The trouble, of course, is that as the number of processing elements 
increases, either the number of buses increases geometrically, or the 
communications latency increases geometrically. One or the other.

I gather that several supercomputers make use of AMD Opteron chips.

http://en.wikipedia.org/wiki/Jaguar_%28computer%29

The Opteron is a bit unusual:

http://en.wikipedia.org/wiki/Opteron#Multi-processor_features

http://www.amd.com/us/products/technologies/direct-connect-architecture/Pages/direct-connect-architecture.aspx

Basically, each time you add a new chip, you're adding new buses too, 
increasing bandwidth. The Opteron has a limit of 8 CPUs per motherboard; 
Wikipedia claims you can buy "expensive routing chips" to extend this.
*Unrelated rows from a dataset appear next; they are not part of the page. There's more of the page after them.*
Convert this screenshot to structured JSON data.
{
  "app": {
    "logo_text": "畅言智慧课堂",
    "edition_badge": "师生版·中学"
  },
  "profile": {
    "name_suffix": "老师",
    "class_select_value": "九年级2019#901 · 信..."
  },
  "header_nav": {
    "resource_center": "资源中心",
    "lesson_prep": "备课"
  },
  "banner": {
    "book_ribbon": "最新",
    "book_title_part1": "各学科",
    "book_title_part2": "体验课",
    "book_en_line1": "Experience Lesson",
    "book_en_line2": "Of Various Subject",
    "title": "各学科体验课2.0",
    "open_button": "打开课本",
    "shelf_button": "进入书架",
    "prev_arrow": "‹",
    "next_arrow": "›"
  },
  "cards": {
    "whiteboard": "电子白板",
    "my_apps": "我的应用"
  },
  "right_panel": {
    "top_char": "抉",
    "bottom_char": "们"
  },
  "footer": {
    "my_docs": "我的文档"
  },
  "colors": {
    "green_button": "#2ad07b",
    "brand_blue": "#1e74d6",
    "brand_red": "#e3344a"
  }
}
>>> What I understand so far is: One process has the bus, and either reads
>>> or writes from/to the bus. The other processor watches the activity and,
>>> if it sees an address it has modified it tells the other processor,
>>> which passes bus control to the other, puts the data out on the bus,
>>> then returns control to the first processor.
>>
>> http://en.wikipedia.org/wiki/Cache_coherence
>> http://en.wikipedia.org/wiki/MESI_protocol
>>
>
> Wow. I actually recognized MESI right off: Modified, Exclusive, Shared,
> Invalid. This is exactly what the Pentium uses.

This is exactly what almost all systems of this kind do.